Synthèse magistrale · Hilkhot Shabbat · 1 seifim
Pour mémoriser et réviser après les Niveaux 1 & 2

📑 Plan de la synthèse

  1. L'Axiome central du siman
  2. Les concepts-clés condensés
  3. Hiérarchie des cas — du plus large au plus restrictif
  4. Arbre de décision
  5. Le cœur du siman — « בקושי התירו » et la formule reformulée
  6. Pièges à éviter
  7. Cas pratiques modernes
  8. Tableau de synthèse finale
  9. Les commandements pratiques

1. L'Axiome central

Le Siman רפ"ז en une phrase.
On peut visiter les malades et consoler les endeuillés à Shabbat — mais « be-kushi hitiru » (en peine, à contrecœur) — et la formule verbale est adaptée pour préserver l'oneg Shabbat : pas de cris vers Dieu, pas de prière explicite, mais une déclaration de paix : « Shabbat hi mi-lizok, refou'a kerova lavo, ve-rahamav merubim, ve-shabto be-shalom ».

2. Les concepts-clés condensés

ConceptDéfinitionApplication
ביקור חוליםVisite des maladesMitzva permise mais « be-kushi »
ניחום אבליםConsolation des endeuillésPermise mais « be-kushi »
בקושי התירו« Avec peine on a permis »Pas le moment de prédilection
שבת היא מלזעוק« Shabbat empêche les cris »Formule talmudique (Shabbat 12b)
רפואה קרובה לבא« La guérison est proche »Déclaration d'espoir, pas tefilla
אבילות בפרהסיאDeuil publicSuspendu à Shabbat
צאו נגד האבל« Sortez à la rencontre de l'endeuillé »Pas crié par le shamash à Shabbat

3. Hiérarchie des situations

★★★★ Idéal : visite/consolation en semaine (préférable au Shabbat).
★★★ Shabbat permis : si autre moment impossible — venir avec formule adaptée.
★★ Modification : ne pas dire le texte habituel — uniquement la formule paisible.
★ Discrétion : pas d'annonce publique du deuil (« Tseu negged ha-avel » suspendu).

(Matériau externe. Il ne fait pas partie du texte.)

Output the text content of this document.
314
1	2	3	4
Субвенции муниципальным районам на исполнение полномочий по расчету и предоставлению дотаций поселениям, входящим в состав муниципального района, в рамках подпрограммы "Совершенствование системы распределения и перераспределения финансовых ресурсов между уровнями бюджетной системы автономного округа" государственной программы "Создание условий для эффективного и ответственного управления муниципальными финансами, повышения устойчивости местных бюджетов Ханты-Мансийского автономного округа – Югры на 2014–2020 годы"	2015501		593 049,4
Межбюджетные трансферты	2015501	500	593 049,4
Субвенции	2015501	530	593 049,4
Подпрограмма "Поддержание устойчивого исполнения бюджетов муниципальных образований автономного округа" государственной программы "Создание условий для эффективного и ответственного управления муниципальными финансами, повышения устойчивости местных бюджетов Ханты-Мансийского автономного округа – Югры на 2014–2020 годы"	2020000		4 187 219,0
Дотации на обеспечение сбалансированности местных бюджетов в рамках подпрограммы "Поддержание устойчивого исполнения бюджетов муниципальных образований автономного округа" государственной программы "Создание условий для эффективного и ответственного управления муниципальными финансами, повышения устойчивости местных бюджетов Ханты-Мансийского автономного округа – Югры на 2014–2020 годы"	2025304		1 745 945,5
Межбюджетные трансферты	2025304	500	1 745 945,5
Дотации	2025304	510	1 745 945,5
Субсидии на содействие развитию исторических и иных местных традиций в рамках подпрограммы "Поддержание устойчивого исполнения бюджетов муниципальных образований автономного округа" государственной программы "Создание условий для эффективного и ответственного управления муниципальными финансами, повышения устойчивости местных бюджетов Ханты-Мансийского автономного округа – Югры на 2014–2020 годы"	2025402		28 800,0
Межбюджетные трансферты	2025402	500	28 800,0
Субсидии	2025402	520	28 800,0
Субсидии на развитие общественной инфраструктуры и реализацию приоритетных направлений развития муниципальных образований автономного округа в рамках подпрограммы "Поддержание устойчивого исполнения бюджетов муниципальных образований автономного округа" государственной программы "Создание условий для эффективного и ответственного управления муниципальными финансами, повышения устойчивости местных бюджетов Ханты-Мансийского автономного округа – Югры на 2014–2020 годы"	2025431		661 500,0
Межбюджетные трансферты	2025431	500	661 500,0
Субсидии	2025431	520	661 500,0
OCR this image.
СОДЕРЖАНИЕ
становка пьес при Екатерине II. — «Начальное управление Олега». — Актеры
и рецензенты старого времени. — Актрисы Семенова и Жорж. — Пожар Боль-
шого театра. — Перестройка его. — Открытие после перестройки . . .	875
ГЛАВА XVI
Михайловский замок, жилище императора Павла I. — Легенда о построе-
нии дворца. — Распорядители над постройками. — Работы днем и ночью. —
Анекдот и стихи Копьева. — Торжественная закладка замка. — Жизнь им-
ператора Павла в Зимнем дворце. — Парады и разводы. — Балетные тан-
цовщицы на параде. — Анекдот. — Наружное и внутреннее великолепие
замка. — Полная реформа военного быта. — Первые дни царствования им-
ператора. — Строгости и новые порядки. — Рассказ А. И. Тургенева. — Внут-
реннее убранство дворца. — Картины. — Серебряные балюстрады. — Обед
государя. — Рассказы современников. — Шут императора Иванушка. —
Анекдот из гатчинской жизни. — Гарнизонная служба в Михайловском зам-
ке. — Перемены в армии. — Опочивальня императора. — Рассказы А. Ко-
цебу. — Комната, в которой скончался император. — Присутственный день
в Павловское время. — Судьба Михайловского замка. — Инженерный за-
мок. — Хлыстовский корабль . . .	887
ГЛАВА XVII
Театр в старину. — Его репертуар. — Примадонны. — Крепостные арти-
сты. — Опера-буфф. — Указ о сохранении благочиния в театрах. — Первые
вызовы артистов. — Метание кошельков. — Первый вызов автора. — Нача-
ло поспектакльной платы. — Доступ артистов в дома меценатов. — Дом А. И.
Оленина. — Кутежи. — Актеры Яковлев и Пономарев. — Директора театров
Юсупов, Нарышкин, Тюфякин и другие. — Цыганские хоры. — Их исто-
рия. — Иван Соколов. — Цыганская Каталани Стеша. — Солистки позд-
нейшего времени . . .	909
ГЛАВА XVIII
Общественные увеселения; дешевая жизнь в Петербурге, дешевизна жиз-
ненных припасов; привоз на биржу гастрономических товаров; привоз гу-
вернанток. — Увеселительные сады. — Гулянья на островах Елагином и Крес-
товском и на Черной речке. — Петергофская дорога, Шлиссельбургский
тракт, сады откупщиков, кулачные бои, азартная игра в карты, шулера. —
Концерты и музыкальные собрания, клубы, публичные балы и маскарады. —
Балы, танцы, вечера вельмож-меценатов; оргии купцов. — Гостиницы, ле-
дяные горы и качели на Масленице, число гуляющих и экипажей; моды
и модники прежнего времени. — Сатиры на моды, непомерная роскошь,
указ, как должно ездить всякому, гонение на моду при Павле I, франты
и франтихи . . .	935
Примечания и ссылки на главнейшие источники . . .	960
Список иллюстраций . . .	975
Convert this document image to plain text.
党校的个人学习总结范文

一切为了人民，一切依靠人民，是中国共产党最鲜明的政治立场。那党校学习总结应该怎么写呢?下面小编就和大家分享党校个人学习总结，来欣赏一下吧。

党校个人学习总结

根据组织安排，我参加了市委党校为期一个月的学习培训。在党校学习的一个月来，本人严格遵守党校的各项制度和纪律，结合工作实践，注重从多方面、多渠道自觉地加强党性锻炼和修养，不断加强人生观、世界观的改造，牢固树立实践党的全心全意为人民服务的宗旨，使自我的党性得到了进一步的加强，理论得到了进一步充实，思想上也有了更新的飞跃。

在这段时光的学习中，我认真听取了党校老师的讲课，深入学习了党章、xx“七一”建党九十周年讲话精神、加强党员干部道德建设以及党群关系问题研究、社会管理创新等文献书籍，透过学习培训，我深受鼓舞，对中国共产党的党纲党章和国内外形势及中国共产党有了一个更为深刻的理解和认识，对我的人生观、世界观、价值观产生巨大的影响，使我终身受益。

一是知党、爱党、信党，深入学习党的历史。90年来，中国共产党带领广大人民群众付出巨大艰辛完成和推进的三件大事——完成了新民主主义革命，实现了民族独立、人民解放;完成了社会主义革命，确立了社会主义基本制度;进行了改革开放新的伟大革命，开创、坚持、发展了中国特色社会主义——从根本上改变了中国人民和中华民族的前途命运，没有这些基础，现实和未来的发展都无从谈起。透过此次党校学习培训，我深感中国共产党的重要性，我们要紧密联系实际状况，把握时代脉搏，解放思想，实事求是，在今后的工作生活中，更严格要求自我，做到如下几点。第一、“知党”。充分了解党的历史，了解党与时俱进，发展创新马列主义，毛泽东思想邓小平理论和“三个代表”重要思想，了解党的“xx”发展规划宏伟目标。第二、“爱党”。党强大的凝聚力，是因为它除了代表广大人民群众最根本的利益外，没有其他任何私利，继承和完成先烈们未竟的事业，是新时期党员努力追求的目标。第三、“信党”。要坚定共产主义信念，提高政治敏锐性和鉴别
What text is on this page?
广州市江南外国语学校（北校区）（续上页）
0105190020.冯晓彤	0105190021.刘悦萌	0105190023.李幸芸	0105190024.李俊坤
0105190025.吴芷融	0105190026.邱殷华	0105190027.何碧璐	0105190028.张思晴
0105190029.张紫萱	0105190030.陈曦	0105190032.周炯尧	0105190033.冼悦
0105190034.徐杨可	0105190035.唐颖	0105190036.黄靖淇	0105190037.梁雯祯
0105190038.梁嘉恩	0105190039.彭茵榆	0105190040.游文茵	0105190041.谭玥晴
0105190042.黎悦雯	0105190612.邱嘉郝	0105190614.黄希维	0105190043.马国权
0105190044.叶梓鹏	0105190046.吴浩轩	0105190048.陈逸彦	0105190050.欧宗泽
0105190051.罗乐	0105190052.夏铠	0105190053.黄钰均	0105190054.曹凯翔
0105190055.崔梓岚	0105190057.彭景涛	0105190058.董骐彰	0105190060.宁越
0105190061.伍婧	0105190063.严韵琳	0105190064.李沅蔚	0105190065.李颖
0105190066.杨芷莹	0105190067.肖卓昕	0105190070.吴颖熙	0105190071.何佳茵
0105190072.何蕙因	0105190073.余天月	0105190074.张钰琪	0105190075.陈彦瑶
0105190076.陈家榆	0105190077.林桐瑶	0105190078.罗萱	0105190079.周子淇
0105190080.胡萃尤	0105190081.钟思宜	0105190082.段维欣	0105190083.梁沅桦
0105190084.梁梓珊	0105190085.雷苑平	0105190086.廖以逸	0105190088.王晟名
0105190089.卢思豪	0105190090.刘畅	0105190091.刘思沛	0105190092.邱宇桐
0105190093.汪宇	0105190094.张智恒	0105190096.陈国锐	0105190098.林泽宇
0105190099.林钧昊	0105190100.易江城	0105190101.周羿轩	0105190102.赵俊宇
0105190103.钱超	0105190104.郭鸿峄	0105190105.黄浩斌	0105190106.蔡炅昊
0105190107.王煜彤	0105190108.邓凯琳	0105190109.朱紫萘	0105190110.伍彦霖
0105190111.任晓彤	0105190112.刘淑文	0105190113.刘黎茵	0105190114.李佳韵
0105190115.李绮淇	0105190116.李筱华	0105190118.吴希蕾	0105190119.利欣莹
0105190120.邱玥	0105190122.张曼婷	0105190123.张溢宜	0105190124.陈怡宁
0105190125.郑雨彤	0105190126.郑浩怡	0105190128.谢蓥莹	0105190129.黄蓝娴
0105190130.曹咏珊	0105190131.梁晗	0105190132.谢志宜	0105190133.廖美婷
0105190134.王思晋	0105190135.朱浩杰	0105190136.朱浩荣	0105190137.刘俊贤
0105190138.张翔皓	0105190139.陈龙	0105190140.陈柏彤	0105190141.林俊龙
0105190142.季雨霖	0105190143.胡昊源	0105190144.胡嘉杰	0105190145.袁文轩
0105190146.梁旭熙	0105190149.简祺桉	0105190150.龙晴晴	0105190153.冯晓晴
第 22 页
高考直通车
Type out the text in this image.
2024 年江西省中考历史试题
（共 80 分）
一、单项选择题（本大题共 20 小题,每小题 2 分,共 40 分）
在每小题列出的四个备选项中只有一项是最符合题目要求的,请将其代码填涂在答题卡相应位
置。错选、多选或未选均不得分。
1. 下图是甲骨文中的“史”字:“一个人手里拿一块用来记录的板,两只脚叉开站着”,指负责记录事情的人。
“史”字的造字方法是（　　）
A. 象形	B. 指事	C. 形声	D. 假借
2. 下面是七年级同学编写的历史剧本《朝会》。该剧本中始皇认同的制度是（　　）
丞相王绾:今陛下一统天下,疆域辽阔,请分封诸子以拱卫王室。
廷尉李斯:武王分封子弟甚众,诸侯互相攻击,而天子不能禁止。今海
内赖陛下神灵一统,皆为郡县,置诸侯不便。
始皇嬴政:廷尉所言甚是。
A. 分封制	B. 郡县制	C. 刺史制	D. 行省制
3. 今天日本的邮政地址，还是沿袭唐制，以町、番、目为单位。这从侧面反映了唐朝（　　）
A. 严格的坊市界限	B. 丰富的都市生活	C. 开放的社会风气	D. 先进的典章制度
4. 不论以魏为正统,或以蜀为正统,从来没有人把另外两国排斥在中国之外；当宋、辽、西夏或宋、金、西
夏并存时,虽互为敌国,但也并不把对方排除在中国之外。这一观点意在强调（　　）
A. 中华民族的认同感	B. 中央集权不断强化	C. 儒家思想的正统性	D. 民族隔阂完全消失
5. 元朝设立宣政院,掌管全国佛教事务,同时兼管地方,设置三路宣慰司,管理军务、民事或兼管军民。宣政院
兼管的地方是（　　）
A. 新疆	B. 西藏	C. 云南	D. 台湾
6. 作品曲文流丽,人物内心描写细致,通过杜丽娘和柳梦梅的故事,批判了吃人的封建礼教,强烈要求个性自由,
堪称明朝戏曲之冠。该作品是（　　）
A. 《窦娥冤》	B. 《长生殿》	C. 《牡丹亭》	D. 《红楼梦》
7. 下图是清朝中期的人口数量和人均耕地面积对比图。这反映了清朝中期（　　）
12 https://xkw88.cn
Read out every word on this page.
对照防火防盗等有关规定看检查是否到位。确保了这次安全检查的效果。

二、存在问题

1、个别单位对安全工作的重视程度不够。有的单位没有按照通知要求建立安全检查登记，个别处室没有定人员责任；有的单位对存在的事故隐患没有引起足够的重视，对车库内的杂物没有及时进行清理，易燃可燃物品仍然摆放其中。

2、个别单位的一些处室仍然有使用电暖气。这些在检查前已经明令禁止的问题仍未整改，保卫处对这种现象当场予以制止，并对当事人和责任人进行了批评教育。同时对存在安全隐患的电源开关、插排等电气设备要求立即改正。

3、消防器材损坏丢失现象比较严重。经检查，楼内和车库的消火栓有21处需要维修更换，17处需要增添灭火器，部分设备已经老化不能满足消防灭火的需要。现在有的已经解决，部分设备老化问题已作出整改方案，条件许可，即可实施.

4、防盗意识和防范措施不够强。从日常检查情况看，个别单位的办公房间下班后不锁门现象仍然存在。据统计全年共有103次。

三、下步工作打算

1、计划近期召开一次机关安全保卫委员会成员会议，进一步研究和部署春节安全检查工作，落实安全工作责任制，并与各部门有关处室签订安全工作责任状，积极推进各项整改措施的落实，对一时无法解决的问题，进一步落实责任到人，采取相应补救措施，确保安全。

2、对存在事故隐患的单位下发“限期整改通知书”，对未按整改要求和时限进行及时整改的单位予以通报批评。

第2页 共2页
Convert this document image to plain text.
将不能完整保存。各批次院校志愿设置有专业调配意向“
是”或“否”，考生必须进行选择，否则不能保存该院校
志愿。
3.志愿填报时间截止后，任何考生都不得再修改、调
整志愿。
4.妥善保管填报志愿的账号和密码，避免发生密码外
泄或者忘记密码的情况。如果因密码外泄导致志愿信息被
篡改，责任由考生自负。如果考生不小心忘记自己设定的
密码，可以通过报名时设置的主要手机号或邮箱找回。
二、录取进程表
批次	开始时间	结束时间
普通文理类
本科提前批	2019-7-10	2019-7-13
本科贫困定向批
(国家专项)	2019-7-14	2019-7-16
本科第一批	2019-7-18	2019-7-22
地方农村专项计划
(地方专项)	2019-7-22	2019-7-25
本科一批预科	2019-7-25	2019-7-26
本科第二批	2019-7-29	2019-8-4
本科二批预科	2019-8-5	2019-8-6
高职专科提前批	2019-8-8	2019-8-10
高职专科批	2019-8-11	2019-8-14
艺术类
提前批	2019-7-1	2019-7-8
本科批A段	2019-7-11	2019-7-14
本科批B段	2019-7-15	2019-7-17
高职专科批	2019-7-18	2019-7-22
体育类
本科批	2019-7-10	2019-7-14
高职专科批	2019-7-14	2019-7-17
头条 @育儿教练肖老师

4. Arbre de décision — quelle formule dire ?

Q1 : S'agit-il d'un malade ou d'un endeuillé ?
↓ Malade → suite
↓ Endeuillé → sauter à Q3
Q2 (malade) : Dire « Shabbat hi mi-lizok, refou'a kerova lavo, [ve-rahamav merubim pour Sefardim], ve-shabto be-shalom ».
Q3 (endeuillé) : Dire « Shabbat hi mi-le-nahem ve-nehama kerova lavo ». Selon MB, on peut aussi dire « Ha-Makom yenahem'kha ».
Q4 : Ne pas dire la formule semaine (« Refoua shelema », « Ha-Makom yirahem aleikha alone »).

5. Le cœur du siman — « בקושי התירו » et la formule reformulée

Tout le siman רפ"ז tient dans une tension unique : visiter un malade et consoler un endeuillé sont des mitzvot de premier ordre — mais elles portent en elles une charge de détresse, de cris et de supplication qui contredit frontalement l'עוֹנֶג שַׁבָּת. La gemara ne tranche pas en interdisant, ni en permettant simplement : elle permet « בְּקוֹשִׁי הִתִּירוּ » — « avec peine on a permis ». C'est ce statut intermédiaire qu'il faut comprendre, car il commande toute la pratique.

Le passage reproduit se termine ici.